4.3 Axial and circumferential shrinkages have influence on material stiffness impact

While it is desirable that we could obtain the “accurate and absolutely correct” results, our data and modeling have measurement limitations and modeling simplifications. M1 model group represents the current accepted modeling standard for patient-specific plaque models with plaque components, FSI, curvature, axial and circumferential shrinkages taken into consideration. M1 results indicated that average lumen stress from S18 material was 40 % higher than that from the ex vivo material, while the average lumen strain from S18 material was 123 % higher than that from the ex vivo material. Dropping axial shrink and stretch process, M3 results showed that average lumen stress from S18 material was 49.5 % higher than that from the ex vivo material, while the average lumen strain from S18 material was 169 % higher than that from the ex vivo material. Dropping both axial and circumferential shrinkage, the average lumen stress from S18 material was 58 % higher than that from the ex vivo material, while the average lumen strain from S18 material was 156 % higher than that from the ex vivo material. Models without axial and circumferential shrinkage considerations slightly over-estimated the material stiffness impact.

4.4 Importance of residual stress

As demonstrated by Ohayon et al. (2007), the residual stress has a huge impact on the fibrous cap stress. Ohayon et al. showed that the predicted peak cap stress was about 50 kPa with the residual stress model but could reach 220 kPa using the non-residual stress model (Ohayon et al. 2007). We did our own calculations using idealized geometries, and our results agreed with their findings. Such a huge difference certainly warrants the necessity of considering residual stress in plaque stress analysis. However, an artery segment under in vivo condition needs to go through three stages to its open-up shape ex vivo: axial shrinkage (percentage unknown and could only estimate), circumferential shrinkage (5–10 % based on our data), and final opening-up with an opening angle. Our initial opening angle results from human coronary arteries (mean \(\alpha =120^{\circ }\), \(n=4\)) and carotid arteries (mean \(\alpha =63.5^{\circ }\), \(n=5\)) were reported in (Kural et al. 2012). The axial shrinkage and circumferential shrinkage, which are of equal importance compared to the opening angle step but far less well known, were brought up in our earlier papers (Tang et al. 2008; Yang et al. 2007). The open-up shape is assumed stress-free, which is a well-accepted approximation (even though residual stress still exists if the real physical vessel ring is cut more).

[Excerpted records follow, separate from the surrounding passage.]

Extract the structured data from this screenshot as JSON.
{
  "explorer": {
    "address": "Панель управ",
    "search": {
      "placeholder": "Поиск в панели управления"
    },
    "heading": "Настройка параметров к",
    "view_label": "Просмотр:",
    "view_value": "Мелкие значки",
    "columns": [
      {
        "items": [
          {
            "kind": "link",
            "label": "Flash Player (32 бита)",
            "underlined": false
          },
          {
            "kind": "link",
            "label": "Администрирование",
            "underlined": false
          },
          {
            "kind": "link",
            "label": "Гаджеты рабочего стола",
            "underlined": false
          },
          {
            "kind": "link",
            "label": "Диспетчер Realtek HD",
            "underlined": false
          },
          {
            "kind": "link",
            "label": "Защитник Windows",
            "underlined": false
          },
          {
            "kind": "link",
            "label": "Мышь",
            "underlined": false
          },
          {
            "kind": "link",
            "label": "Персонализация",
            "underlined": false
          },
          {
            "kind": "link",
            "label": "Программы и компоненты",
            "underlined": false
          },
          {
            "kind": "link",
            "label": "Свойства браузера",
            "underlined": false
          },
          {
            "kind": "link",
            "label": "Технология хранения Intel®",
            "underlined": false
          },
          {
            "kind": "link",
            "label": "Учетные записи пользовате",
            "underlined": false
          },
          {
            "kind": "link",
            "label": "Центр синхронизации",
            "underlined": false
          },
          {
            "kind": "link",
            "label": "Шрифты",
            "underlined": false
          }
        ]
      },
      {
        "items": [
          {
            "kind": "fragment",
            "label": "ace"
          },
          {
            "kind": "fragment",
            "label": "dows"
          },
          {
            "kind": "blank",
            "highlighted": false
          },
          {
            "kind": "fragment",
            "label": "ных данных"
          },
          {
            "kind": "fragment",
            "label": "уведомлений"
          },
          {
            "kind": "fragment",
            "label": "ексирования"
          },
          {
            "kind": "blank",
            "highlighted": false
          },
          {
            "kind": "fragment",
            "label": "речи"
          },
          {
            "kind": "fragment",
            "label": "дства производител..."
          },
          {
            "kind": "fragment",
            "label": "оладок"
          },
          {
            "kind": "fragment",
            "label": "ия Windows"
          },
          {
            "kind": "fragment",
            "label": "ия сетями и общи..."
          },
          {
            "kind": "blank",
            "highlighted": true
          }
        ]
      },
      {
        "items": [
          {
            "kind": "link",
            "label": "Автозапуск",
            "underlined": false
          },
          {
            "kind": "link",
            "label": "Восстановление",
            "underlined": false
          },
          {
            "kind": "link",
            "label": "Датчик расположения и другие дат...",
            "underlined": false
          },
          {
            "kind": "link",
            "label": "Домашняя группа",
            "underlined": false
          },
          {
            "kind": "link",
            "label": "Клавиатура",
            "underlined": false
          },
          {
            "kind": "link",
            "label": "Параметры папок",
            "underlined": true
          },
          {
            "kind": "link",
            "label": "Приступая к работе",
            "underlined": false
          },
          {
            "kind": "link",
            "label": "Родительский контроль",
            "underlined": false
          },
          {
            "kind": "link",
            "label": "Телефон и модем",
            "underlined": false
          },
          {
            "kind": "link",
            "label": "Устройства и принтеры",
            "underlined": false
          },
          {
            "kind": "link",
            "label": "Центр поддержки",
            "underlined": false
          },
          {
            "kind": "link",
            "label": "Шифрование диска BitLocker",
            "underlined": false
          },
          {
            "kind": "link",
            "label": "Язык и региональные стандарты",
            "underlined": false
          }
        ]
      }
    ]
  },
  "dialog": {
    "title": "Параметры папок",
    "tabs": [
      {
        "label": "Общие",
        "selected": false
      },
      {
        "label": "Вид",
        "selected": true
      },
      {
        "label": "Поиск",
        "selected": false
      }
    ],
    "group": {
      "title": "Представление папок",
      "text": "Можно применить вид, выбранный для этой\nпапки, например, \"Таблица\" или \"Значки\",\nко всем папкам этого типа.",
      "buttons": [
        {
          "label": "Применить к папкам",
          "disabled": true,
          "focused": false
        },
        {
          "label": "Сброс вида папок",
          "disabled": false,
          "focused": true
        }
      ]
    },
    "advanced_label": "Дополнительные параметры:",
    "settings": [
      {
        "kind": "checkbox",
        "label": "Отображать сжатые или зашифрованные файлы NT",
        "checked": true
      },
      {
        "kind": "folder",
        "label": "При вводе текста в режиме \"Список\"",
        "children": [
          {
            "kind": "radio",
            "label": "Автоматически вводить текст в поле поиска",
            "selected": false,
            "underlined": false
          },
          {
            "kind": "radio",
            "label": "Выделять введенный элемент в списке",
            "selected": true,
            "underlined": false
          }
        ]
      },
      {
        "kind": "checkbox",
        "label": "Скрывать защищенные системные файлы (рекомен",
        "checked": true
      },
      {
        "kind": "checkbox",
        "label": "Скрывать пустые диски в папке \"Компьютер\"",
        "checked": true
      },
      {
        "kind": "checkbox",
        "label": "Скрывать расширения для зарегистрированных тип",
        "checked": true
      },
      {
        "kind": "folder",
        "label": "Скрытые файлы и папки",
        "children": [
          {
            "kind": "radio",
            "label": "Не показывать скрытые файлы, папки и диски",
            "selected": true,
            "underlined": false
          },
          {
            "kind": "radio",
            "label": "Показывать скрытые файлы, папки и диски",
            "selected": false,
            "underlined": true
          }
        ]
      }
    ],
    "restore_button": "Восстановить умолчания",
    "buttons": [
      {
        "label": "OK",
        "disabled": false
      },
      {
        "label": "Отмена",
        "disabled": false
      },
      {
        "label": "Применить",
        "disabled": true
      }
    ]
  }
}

Omitting any of the three stages would lead to stress/strain prediction errors. Our effort in quantifying patient-specific circumferential shrinkage is similar to the effort quantifying open angle addressing the residual stress issue.

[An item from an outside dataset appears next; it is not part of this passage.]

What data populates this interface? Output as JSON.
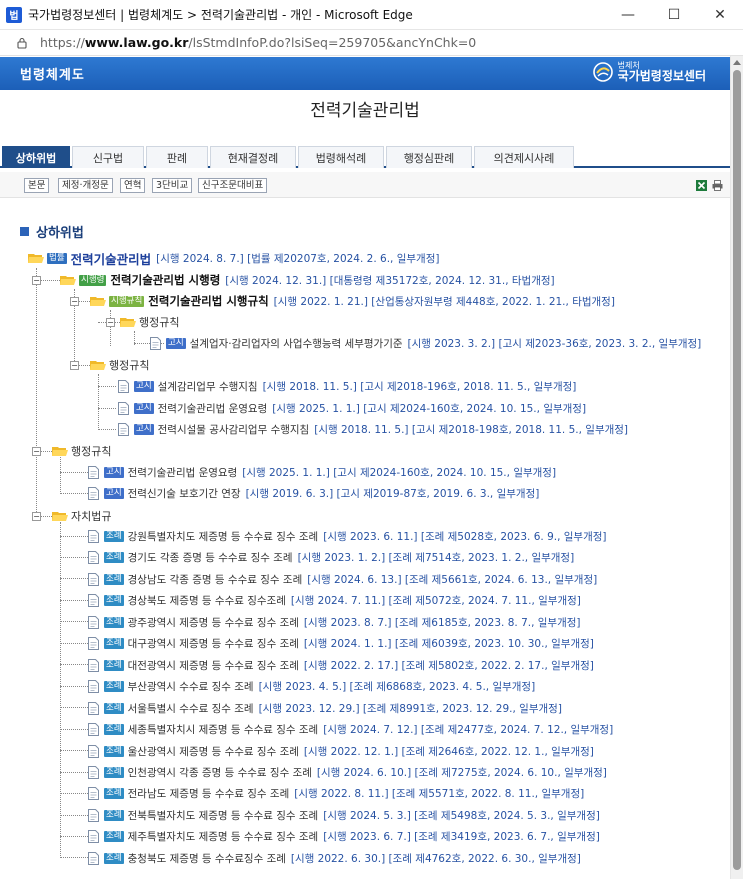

We acknowledge that residual stress linked to the opening angle was not included in our current models because it is technically difficult to cut open and wrap up a curved non-uniform patient-specific plaque segment. Relative comparisons of computational stress/strain predictions are still of value in plaque assessment since all patients would be subjected to the same assumptions. Better models would be employed as technology and methods evolve.